If Obama does not change the policy, according to the source, they hope to have planted the seeds of a future political narrative blaming his withdrawal policy for the "collapse" they expect in an Iraq without U.S. troops.
That line seems likely to appeal to reporters covering the Iraq troop withdrawal issue. Ever since Obama’s inauguration, media coverage of the issue has treated Obama’ s 16-month withdrawal proposal as a concession to antiwar sentiment which will have to be adjusted to the "realities" as defined by the advice to Obama from Gates, Petraeus and Odierno.
Ever since he began working on the troop surge, Keane has been the central figure manipulating policy in order to keep as many U.S. troops in Iraq as possible. It was Keane who got Vice President Dick Cheney to push for Petraeus as top commander in Iraq in late 2006 when the existing commander, Gen. George W. Casey, did not support the troop surge.

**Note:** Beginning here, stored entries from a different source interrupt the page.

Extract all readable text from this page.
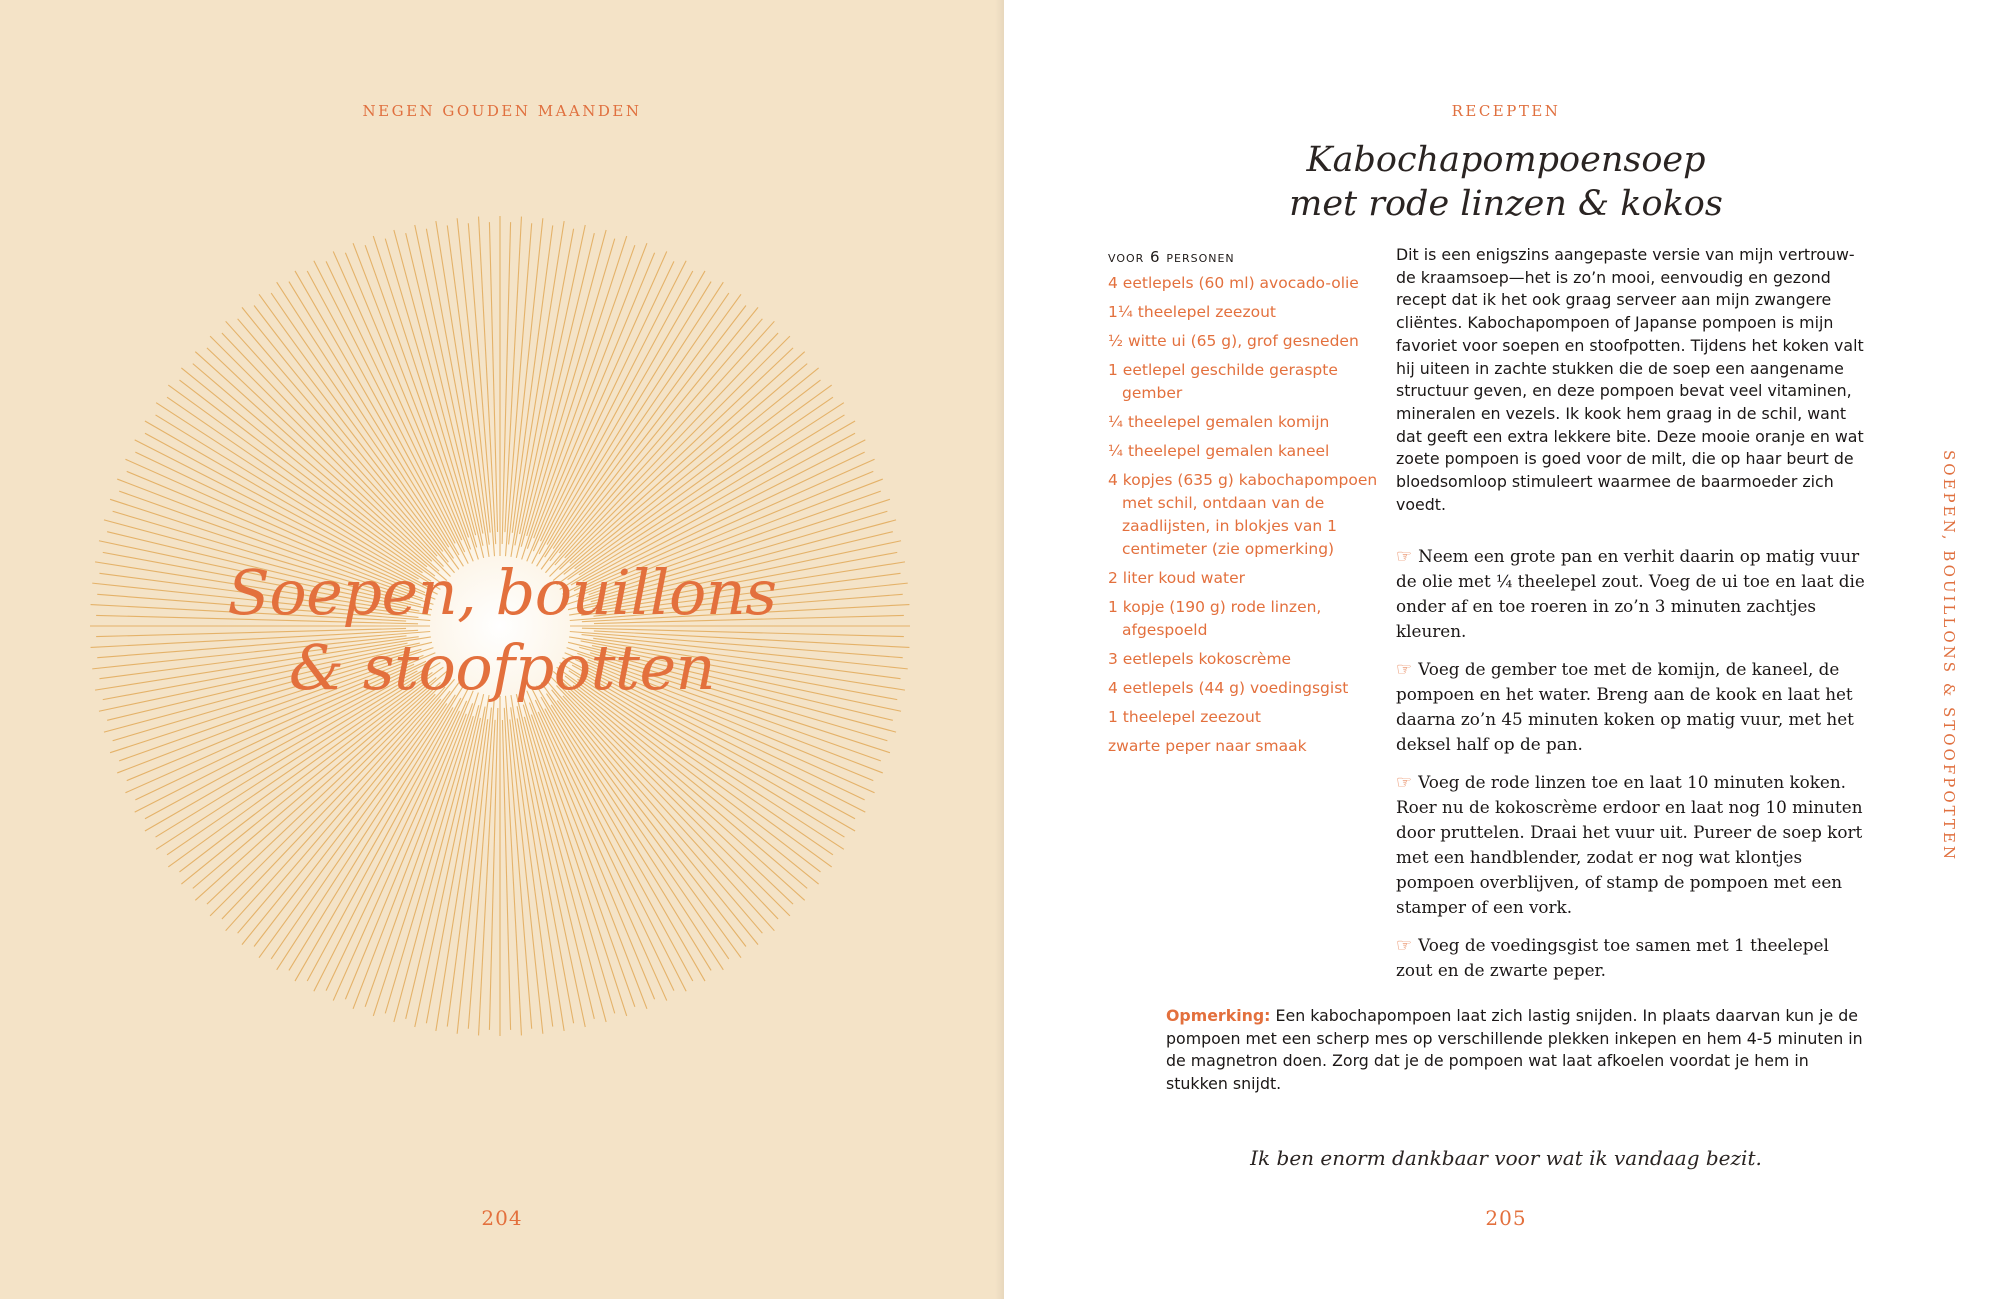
NEGEN GOUDEN MAANDEN
Soepen, bouillons
& stoofpotten
204
RECEPTEN
Kabochapompoensoep
met rode linzen & kokos
voor 6 personen
4 eetlepels (60 ml) avocado-olie
1¼ theelepel zeezout
½ witte ui (65 g), grof gesneden
1 eetlepel geschilde geraspte gember
¼ theelepel gemalen komijn
¼ theelepel gemalen kaneel
4 kopjes (635 g) kabochapompoen met schil, ontdaan van de zaadlijsten, in blokjes van 1 centimeter (zie opmerking)
2 liter koud water
1 kopje (190 g) rode linzen, afgespoeld
3 eetlepels kokoscrème
4 eetlepels (44 g) voedingsgist
1 theelepel zeezout
zwarte peper naar smaak

Dit is een enigszins aangepaste versie van mijn vertrouwde kraamsoep—het is zo’n mooi, eenvoudig en gezond recept dat ik het ook graag serveer aan mijn zwangere cliëntes. Kabochapompoen of Japanse pompoen is mijn favoriet voor soepen en stoofpotten. Tijdens het koken valt hij uiteen in zachte stukken die de soep een aangename structuur geven, en deze pompoen bevat veel vitaminen, mineralen en vezels. Ik kook hem graag in de schil, want dat geeft een extra lekkere bite. Deze mooie oranje en wat zoete pompoen is goed voor de milt, die op haar beurt de bloedsomloop stimuleert waarmee de baarmoeder zich voedt.

☞ Neem een grote pan en verhit daarin op matig vuur de olie met ¼ theelepel zout. Voeg de ui toe en laat die onder af en toe roeren in zo’n 3 minuten zachtjes kleuren.

☞ Voeg de gember toe met de komijn, de kaneel, de pompoen en het water. Breng aan de kook en laat het daarna zo’n 45 minuten koken op matig vuur, met het deksel half op de pan.

☞ Voeg de rode linzen toe en laat 10 minuten koken. Roer nu de kokoscrème erdoor en laat nog 10 minuten door pruttelen. Draai het vuur uit. Pureer de soep kort met een handblender, zodat er nog wat klontjes pompoen overblijven, of stamp de pompoen met een stamper of een vork.

☞ Voeg de voedingsgist toe samen met 1 theelepel zout en de zwarte peper.

Opmerking: Een kabochapompoen laat zich lastig snijden. In plaats daarvan kun je de pompoen met een scherp mes op verschillende plekken inkepen en hem 4-5 minuten in de magnetron doen. Zorg dat je de pompoen wat laat afkoelen voordat je hem in stukken snijdt.

Ik ben enorm dankbaar voor wat ik vandaag bezit.
205
SOEPEN, BOUILLONS & STOOFPOTTEN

It was Keane who protected Petraeus’s interests in ensuring the maximum number of troops in Iraq against the efforts by other military leaders to accelerate troop withdrawal in 2007 and 2008. As Bob Woodward reported in The War Within, Keane persuaded President George W. Bush to override the concerns of the Joint Chiefs of Staff about the stress of prolonged U.S. occupation of Iraq on the U.S. Army and Marine Corps as well its impact on the worsening situation in Afghanistan.
Bush agreed in September 2007 to guarantee that Petraeus would have as many troops as he needed for as long as wanted, according to Woodward’s account.
Keane had also prevailed on Gates in April 2008 to make Petraeus the new commander of CENTCOM. Keane argued that keeping Petraeus in the field was the best insurance against a Democratic administration reversing the Bush policy toward Iraq.
Keane had operated on the assumption that a Democratic president would probably not take the political risk of rejecting Petraeus’ recommendation on the pace of troop withdrawal from Iraq. Woodward quotes Keane as telling Gates, "Let’s assume we have a Democratic administration and they want to pull this thing out quickly, and now they have to deal with General Petraeus and General Odierno. There will be a price to be paid to override them."
Obama told Petraeus in Baghdad last July that, if elected, he would regard the overall health of the U.S. Army and Marine Corps and the situation in Afghanistan as more important than Petraeus’ obvious interest in maximizing U.S. troop strength in Iraq, according to Time magazine’s Joe Klein.
But judging from Petraeus’ shock at Obama’s January 21 decision, he had not taken Obama’s previous rejection of his arguments seriously. That miscalculation suggests that Petraeus had begun to accept Keane’s assertion that a newly-elected Democratic president would not dare to override his policy recommendation on troops in Iraq.
Gareth Porter is an investigative historian and journalist specializing in U.S. national security policy. The paperback edition of his latest book, Perils of Dominance: Imbalance of Power and the Road to War in Vietnam, was published in 2006.